Say hello to #HalimaAden—the first hijab-wearing model to a) sign to IMG, b) walk in a Yeezy Season fashion show, c) compete in Miss Minnesota USA, and d) cover #allure. Get to know the 19-year-old Somali American model, who’s breaking down every boundary in the fashion industry. “Society puts so much pressure on girls to look a certain way,” she says. “I have much more to offer than my physical appearance, and a hijab protects me against ‘You’re too skinny,’ ‘You’re too thick,’ ‘Look at her hips,’ ‘Look at her thigh gap.’ I don’t have to worry about that.” Tap the link in bio for our full interview. 📸: @solvesundsbostudio 👗: @beatbolliger 💇: @philippetholimet 💄: @thevalgarland 💅: @mariannewman
On the cover of Allure, Aden is modeling Nike’s new performance hijab, intended for Muslim athletes. The cover headline is “This is American Beauty”, meant to rankle conservatives who are hesitant to accept the wave of Muslim immigrants coming into the country. In the profile, Aden talks about how wearing the hijab has the side effect of protecting her from the body shaming phenomenon she’s witnessed among her modeling contemporaries. “I have much more to offer than my physical appearance, and a hijab protects me against, ‘You’re too skinny’, ‘You’re too thick’, ‘Look at her hips’, ‘Look at her thigh gap’. I don’t have to worry about that,” Aden said.

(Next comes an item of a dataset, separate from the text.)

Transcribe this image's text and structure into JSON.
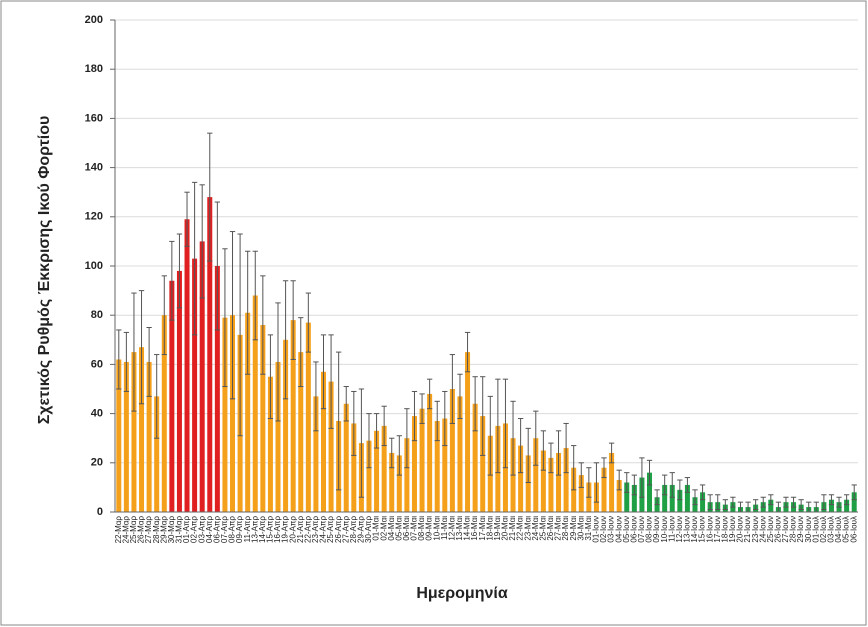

She also talked about how wearing the hijab is a way of paying homage to the role her mother had in raising her: “Every little girl looks up to her mom so much. That’s your first hero.” Talking about the common association older Americans make between the general Muslim population and the extremist groups of international terrorists, Aden said in a separate interview, “The people that are doing bad things, they don’t represent an entire group. I feel like I’m here to bust those misconceptions and stereotypes of Muslim women.”